Revenue, gross profit, and cost of revenue all decreased from the prior quarter but increased from the same quarter a year ago. Gross margin weakened relative to both the preceding quarter and the year-ago quarter.

  • The most notable driver is the change in cost of revenue relative to revenue. Sequentially, cost of revenue fell less than revenue, and year-over-year it rose more than revenue, compressing the margin.
  • Compared to the prior quarter, revenue and gross profit were lower while cost of revenue was also lower, but gross margin declined. Versus the same quarter last year, revenue and gross profit were higher, yet gross margin weakened as cost of revenue grew at a faster pace.

Gross margin snapshot

The selected quarter's reported revenue, gross profit, direct costs, and margin comparisons.

Gross margin

70.3%

Gross profit

$1.2B

Revenue

$1.7B

Cost of revenue

$497.0M

Quarter-over-quarter change

-1.5 pts

Year-over-year change

-1.3 pts

Quarterly gross margin trend

A four-quarter view of the revenue and direct-cost bridge behind gross margin.
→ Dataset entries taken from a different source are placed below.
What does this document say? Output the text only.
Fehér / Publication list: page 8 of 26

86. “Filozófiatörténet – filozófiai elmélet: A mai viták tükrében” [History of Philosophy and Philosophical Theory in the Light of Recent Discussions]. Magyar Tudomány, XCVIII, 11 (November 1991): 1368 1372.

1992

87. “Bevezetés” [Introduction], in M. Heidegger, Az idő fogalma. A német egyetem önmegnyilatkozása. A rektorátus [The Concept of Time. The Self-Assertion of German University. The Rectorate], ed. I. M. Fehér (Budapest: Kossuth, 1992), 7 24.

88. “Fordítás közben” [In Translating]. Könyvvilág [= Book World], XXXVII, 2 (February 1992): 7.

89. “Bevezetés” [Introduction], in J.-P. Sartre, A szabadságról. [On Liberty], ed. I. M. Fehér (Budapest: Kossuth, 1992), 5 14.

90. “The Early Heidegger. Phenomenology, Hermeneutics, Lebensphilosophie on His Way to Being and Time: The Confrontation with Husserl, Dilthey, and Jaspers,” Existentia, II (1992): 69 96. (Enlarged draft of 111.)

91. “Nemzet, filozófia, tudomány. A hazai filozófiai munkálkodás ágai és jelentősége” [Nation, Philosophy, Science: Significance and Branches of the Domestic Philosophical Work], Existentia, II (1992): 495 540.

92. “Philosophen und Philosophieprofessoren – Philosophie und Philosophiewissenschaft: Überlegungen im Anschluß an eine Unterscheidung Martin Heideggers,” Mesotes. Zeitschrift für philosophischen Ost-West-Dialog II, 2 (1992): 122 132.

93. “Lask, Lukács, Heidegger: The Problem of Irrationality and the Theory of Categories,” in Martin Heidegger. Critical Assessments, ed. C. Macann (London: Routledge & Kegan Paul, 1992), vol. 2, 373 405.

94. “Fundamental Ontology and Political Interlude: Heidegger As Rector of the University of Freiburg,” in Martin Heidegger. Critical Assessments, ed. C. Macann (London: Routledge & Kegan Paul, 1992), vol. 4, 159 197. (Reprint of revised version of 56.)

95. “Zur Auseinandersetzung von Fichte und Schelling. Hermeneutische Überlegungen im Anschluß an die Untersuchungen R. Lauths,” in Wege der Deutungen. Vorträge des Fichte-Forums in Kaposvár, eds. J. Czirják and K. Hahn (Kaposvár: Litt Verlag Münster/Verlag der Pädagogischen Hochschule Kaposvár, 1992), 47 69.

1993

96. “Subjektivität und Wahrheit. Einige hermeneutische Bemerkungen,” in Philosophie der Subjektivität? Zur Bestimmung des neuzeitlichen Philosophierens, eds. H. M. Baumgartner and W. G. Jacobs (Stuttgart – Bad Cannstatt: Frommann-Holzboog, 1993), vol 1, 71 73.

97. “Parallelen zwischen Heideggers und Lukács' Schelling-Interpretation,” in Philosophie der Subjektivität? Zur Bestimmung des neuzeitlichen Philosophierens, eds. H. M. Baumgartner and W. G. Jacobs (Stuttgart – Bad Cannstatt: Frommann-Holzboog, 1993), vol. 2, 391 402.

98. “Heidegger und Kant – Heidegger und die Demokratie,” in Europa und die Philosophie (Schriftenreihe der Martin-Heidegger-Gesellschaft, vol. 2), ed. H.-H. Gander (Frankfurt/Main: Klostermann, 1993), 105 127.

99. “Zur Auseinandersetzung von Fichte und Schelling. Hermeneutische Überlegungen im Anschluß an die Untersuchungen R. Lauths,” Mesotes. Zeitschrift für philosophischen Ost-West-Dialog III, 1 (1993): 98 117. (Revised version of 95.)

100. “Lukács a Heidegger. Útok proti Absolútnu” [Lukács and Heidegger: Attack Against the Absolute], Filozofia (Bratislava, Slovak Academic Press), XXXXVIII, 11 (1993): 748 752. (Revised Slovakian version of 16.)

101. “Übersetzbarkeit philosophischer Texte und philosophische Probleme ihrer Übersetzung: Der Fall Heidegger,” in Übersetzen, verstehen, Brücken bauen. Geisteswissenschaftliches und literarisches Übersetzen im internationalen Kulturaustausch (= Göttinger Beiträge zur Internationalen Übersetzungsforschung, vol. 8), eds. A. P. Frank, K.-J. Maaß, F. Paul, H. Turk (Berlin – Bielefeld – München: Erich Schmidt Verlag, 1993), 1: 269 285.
PeriodRevenueGross profitCost of revenueGross margin
Mar 31, 2024$1.8B$1.3B$467.0M73.9%
Jun 30, 2024$1.8B$1.3B$469.0M74.2%
Sep 30, 2024$1.8B$1.3B$512.0M71.8%
Dec 31, 2024$1.7B$1.2B$497.0M70.3%

Quarterly comparisons

Compare the selected margin with the preceding quarter and the same fiscal quarter one year earlier.

Previous-quarter change

Sep 30, 2024

-1.5 pts

Year-over-year change

Dec 31, 2023

-1.3 pts

What the margin says

Filing-constrained interpretation of margin direction, comparisons, and what to monitor next.

The most notable driver is the change in cost of revenue relative to revenue. Sequentially, cost of revenue fell less than revenue, and year-over-year it rose more than revenue, compressing the margin.

Compared to the prior quarter, revenue and gross profit were lower while cost of revenue was also lower, but gross margin declined. Versus the same quarter last year, revenue and gross profit were higher, yet gross margin weakened as cost of revenue grew at a faster pace.

Monitor the trend in cost of revenue as a percentage of revenue in future quarters.